Çarşamba, 19 Kasım 2014 15:42

SİYASET, DİN VE TOPLUM

 

Müslümanlar aldıkları İslami terbiye gereği hüsn-ü zan (iyi niyet) sahibidirler. Dolayısı ile kolay aldanır ve aldatılırlar. İslam Tarihine bakınız. Menfaat çevrelerinin istismarları ile doludur. Akan kan ve gözyaşı maalesef Müslümanlar arasında değişik fitnelere sebep olmuştur.

Mezhepçilik..

Bırakın, Şii Sünni ayrımcılığını, ehl-i sünnetin mezhepleri arasında bile kavga çıkartılmıştır. Peki, bunun sebebi ne?

Birinci sebep cehalettir. Hani amcamızın biri demiş ya: “Hz. Muhammed (SAV) çok iyi adammış, amma keşke bu asırda yaşasaydı da bizim şeyhe mürit olsaydı!” çok acı ama gerçek budur. Mezhepçilik, tarikat kavgaları, ırkçılık maalesef işgalci emperyalizmin bağrımıza soktuğu hançerler olmuştur.

Şimdi tarikat ve cemaat liderleri siyasetten şikâyetçiler. Diyorlar ki; “Siyasiler dini kullanıyor.” Maalesef ama dini ve duyguları kim kullanmıyor ki?

Siyasilerin dindar insanlar olması güzel. Dini istismar etmeleri kötü.

CHP Genel Merkeze mescit yapıyormuş. Bunun neden haber değeri var? Bir gurup CHP’li umreye gidiyormuş. Neden bu şaşılacak bir haber olarak veriliyor? Habercilikte bir latife vardır. Derler ki; “Bir köpek bir adamı ısırsa bu haber olmaz, ama…. Bir adam bir köpeği ısırırsa bu haber olur.” Maalesef din olumlu manada istismar edildiği gibi, dine düşmanlık yapılarak ta din istismar edilmiştir.

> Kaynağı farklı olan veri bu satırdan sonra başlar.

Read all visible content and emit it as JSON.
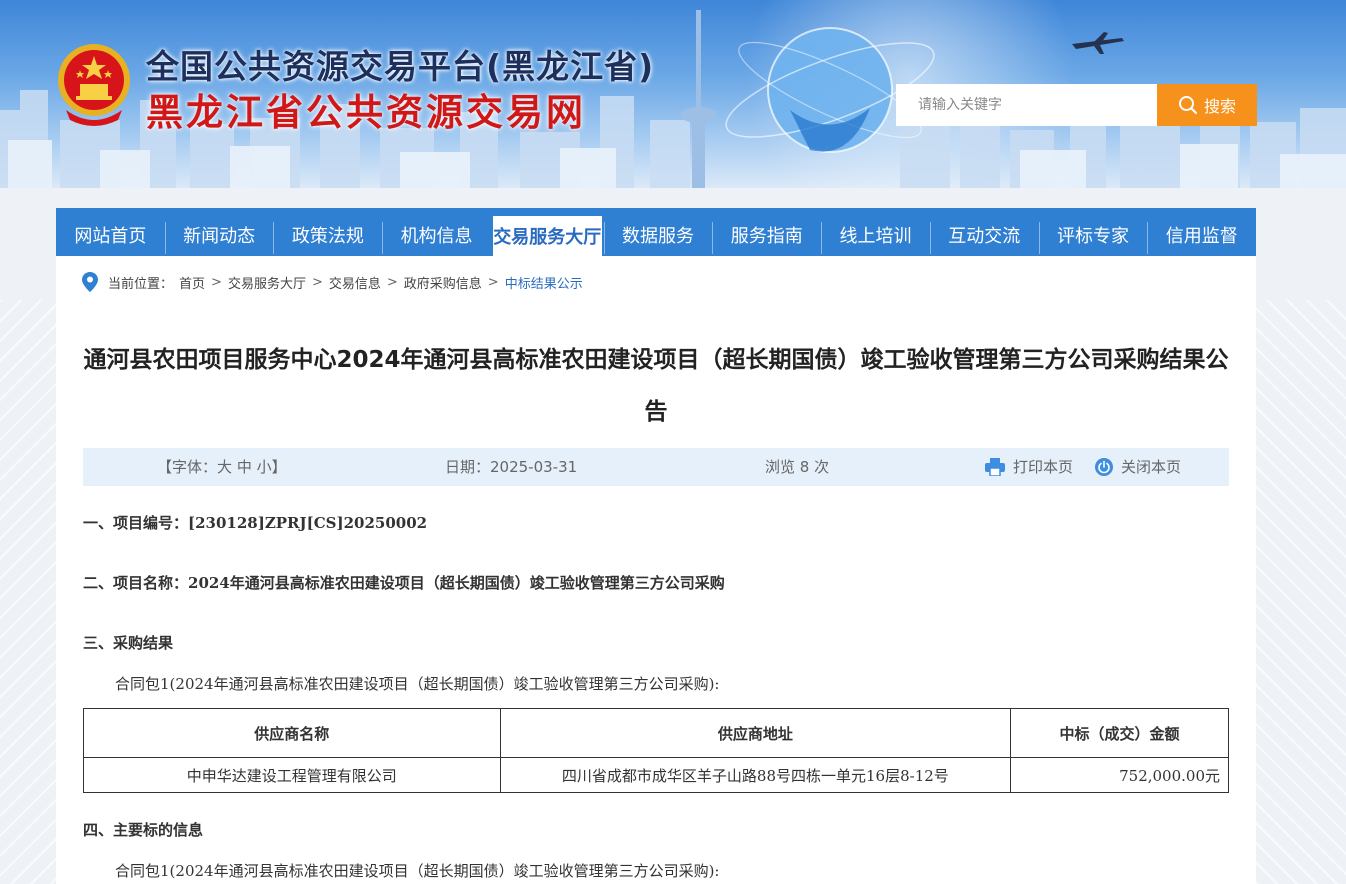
{
  "header": {
    "title_line1": "全国公共资源交易平台(黑龙江省)",
    "title_line2": "黑龙江省公共资源交易网",
    "search_placeholder": "请输入关键字",
    "search_button": "搜索"
  },
  "nav": {
    "items": [
      {
        "label": "网站首页"
      },
      {
        "label": "新闻动态"
      },
      {
        "label": "政策法规"
      },
      {
        "label": "机构信息"
      },
      {
        "label": "交易服务大厅",
        "active": true
      },
      {
        "label": "数据服务"
      },
      {
        "label": "服务指南"
      },
      {
        "label": "线上培训"
      },
      {
        "label": "互动交流"
      },
      {
        "label": "评标专家"
      },
      {
        "label": "信用监督"
      }
    ]
  },
  "breadcrumb": {
    "prefix": "当前位置：",
    "items": [
      "首页",
      "交易服务大厅",
      "交易信息",
      "政府采购信息"
    ],
    "current": "中标结果公示"
  },
  "article": {
    "title": "通河县农田项目服务中心2024年通河县高标准农田建设项目（超长期国债）竣工验收管理第三方公司采购结果公告",
    "meta": {
      "font_prefix": "【字体：",
      "font_large": "大",
      "font_medium": "中",
      "font_small": "小",
      "font_suffix": "】",
      "date": "日期：2025-03-31",
      "views": "浏览 8 次",
      "print": "打印本页",
      "close": "关闭本页"
    },
    "sections": {
      "s1": "一、项目编号：[230128]ZPRJ[CS]20250002",
      "s2": "二、项目名称：2024年通河县高标准农田建设项目（超长期国债）竣工验收管理第三方公司采购",
      "s3": "三、采购结果",
      "s3_para": "合同包1(2024年通河县高标准农田建设项目（超长期国债）竣工验收管理第三方公司采购):",
      "s4": "四、主要标的信息",
      "s4_para": "合同包1(2024年通河县高标准农田建设项目（超长期国债）竣工验收管理第三方公司采购):"
    },
    "result_table": {
      "headers": [
        "供应商名称",
        "供应商地址",
        "中标（成交）金额"
      ],
      "rows": [
        [
          "中申华达建设工程管理有限公司",
          "四川省成都市成华区羊子山路88号四栋一单元16层8-12号",
          "752,000.00元"
        ]
      ]
    }
  },
  "colors": {
    "nav_bg": "#2f7fd2",
    "search_button_bg": "#f6911b",
    "title_red": "#d11818",
    "link_blue": "#2a6bc0",
    "meta_bar_bg": "#e6f0fa"
  }
}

HDP’nin “Laik güçler birlikte hareket edelim.” çağrısı böyle bir çağrıdır. Yıllarca Millete düşmanlığı imanı üzerinden yaptılar malumunuz. Karşılığında da zaman zaman din istismarcılığı yapıldı elbette. S. Demirel yıllarca cemaat liderleri aracılığı ile halka ulaşıp onları aldatmadı mı?

Şimdi bir cemaat lideri siyasilerin dini kullanmasından yakınıyormuş. Peki, siz yıllarca bilgi ve belge toplarken, o kritik devlet memurlarının dini duygularını istismar etmediniz mi? İnsanlar sizin kiminle, hangi dış güçlerle paylaştığınızı henüz bilemediğimiz Milli ve çok gizli bilgileri elemanlarınıza Allah Rızası için sunmadılar mı? Çalınan sorular bile hazretin rüyasında gördüğü sorular deyip, insanların imanı ile geleceği ile oynanmadı mı?

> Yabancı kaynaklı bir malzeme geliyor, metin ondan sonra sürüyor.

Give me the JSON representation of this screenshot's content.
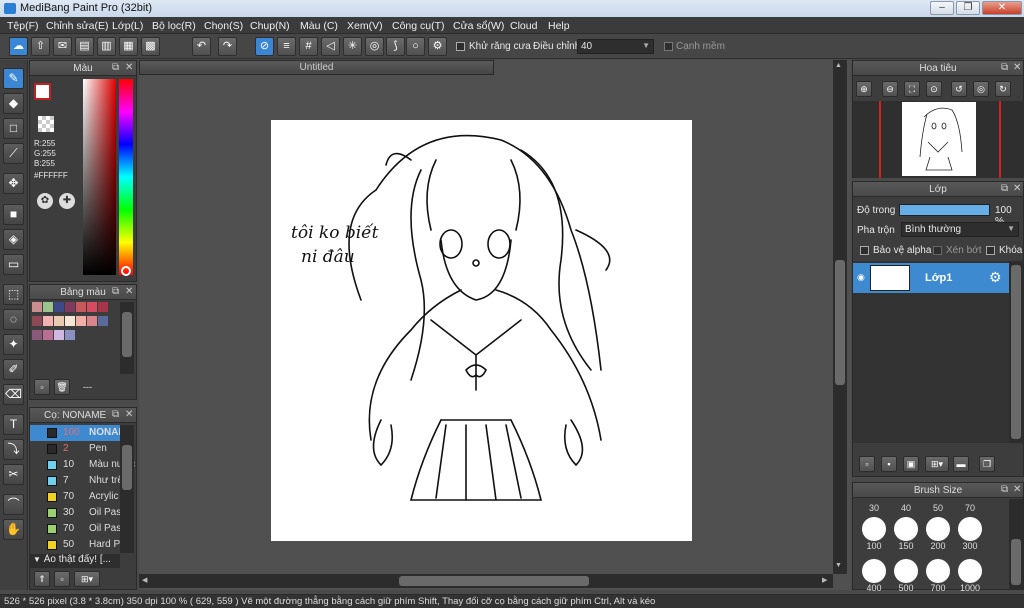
{
  "window": {
    "title": "MediBang Paint Pro (32bit)"
  },
  "menu": [
    "Tệp(F)",
    "Chỉnh sửa(E)",
    "Lớp(L)",
    "Bộ lọc(R)",
    "Chọn(S)",
    "Chụp(N)",
    "Màu (C)",
    "Xem(V)",
    "Công cụ(T)",
    "Cửa sổ(W)",
    "Cloud",
    "Help"
  ],
  "toolbar": {
    "antialias_label": "Khử răng cưa",
    "adjust_label": "Điều chỉnh",
    "adjust_value": "40",
    "soft_edge_label": "Cạnh mềm"
  },
  "color_panel": {
    "title": "Màu",
    "r": "R:255",
    "g": "G:255",
    "b": "B:255",
    "hex": "#FFFFFF"
  },
  "palette_panel": {
    "title": "Bảng màu",
    "extra": "---",
    "swatches": [
      "#c98e8e",
      "#9ac58d",
      "#3c4a8a",
      "#7f3a5f",
      "#c65a5a",
      "#d64a62",
      "#a63548",
      "#8b4a56",
      "#f4b3b3",
      "#e9c9b0",
      "#f5e6d6",
      "#f0b0a6",
      "#d9848a",
      "#5a6a9a",
      "#8a5a7a",
      "#b97090",
      "#d0b8e0",
      "#8a90c0"
    ]
  },
  "brush_panel": {
    "title": "Cọ: NONAME",
    "items": [
      {
        "size": "100",
        "name": "NONAME",
        "color": "#2a2a2a",
        "selected": true
      },
      {
        "size": "2",
        "name": "Pen",
        "color": "#2a2a2a",
        "selected": false
      },
      {
        "size": "10",
        "name": "Màu nước",
        "color": "#6fd0f0",
        "selected": false
      },
      {
        "size": "7",
        "name": "Như trên",
        "color": "#6fd0f0",
        "selected": false
      },
      {
        "size": "70",
        "name": "Acrylic",
        "color": "#f0d020",
        "selected": false
      },
      {
        "size": "30",
        "name": "Oil Paste",
        "color": "#9ad070",
        "selected": false
      },
      {
        "size": "70",
        "name": "Oil Paste",
        "color": "#9ad070",
        "selected": false
      },
      {
        "size": "50",
        "name": "Hard Pen",
        "color": "#f0d020",
        "selected": false
      }
    ],
    "group_label": "Ảo thật đấy! [..."
  },
  "canvas": {
    "tab_title": "Untitled",
    "handwriting_line1": "tôi ko biết",
    "handwriting_line2": "ni đâu"
  },
  "navigator": {
    "title": "Hoa tiêu"
  },
  "layer_panel": {
    "title": "Lớp",
    "opacity_label": "Độ trong",
    "opacity_value": "100 %",
    "opacity": 1.0,
    "blend_label": "Pha trộn",
    "blend_value": "Bình thường",
    "protect_alpha": "Bảo vệ alpha",
    "clipping": "Xén bớt",
    "lock": "Khóa",
    "layer_name": "Lớp1"
  },
  "brush_size": {
    "title": "Brush Size",
    "row1": [
      "30",
      "40",
      "50",
      "70"
    ],
    "row2": [
      "100",
      "150",
      "200",
      "300"
    ],
    "row3": [
      "400",
      "500",
      "700",
      "1000"
    ]
  },
  "status": {
    "text": "526 * 526 pixel   (3.8 * 3.8cm)   350 dpi   100 %   ( 629, 559 )   Vẽ một đường thẳng bằng cách giữ phím Shift, Thay đổi cỡ cọ bằng cách giữ phím Ctrl, Alt và kéo"
  },
  "colors": {
    "accent": "#3b87d6",
    "panel": "#3d3d3d",
    "canvas_bg": "#505050"
  }
}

Dinimiz tüm kurumların ve tanımların üzerindedir. Çünkü ezelden ebede tüm tanımları kendine aittir. Yazıyı kim buldu? Sümerler.. Öyle ise tarih Sümer’le başlar. Yani M.Ö. 4000’li yıllarda. Peki, M.Ö. 15000 yıllık yazılar bulundu. Allah (CC) Hz. Adem’e eşyayı öğrettiğini ve sahifeler verdiğini söylüyor. Neden bu ezikliğimiz? Müslümanlar beş asırdır fen ilimleri görüntüsü altında maddeci felsefe ve görüşlerin baskısı altında eziliyorlar. Oysa Gülümüz (SAV)’den hemen sonraki yüzyıllarda iman ve çalışkanlıkla, feraset ve Kur’an-ı Kerim’e bağlılıkla yapılan keşiflere, icadlara bakınız.

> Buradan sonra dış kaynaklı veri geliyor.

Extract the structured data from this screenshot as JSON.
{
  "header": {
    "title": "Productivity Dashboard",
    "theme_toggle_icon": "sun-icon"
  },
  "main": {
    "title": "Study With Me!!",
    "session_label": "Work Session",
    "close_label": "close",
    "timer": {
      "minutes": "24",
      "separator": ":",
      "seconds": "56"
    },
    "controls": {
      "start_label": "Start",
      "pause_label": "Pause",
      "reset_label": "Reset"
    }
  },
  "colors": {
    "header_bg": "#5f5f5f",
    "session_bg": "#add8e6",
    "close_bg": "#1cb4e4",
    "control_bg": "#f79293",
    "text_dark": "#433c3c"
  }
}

Amerika kıtasına Avrupa’lılardan önce Müslümanlar gitti. İspatlı bu. Piri Reis Haritaları ortada. Kolomb’un anılarında var yapılan camii. Saka (Yakut) Türkler’inin amca çocukları Kızılderililer bile daha önce gidip oralarda yurt tutmadılar mı? Ama barbar Avrupa gittiği her yerde önce kütüphaneleri yok etti, sonra da Medeniyetin diğer unsurlarını. Tıpkı Moğol İstilacıları gibi. Hem de rahip ve papazları gözetim ve emrinde yaptılar bunları. Şimdi medeniyet ve İnsanlık Havarisi kesildiklerine bakmayın. Afrika’da akan kan. Ortadoğu’da akan kan, İnsanlık tarihinin tüm cinayetleri onları eseri.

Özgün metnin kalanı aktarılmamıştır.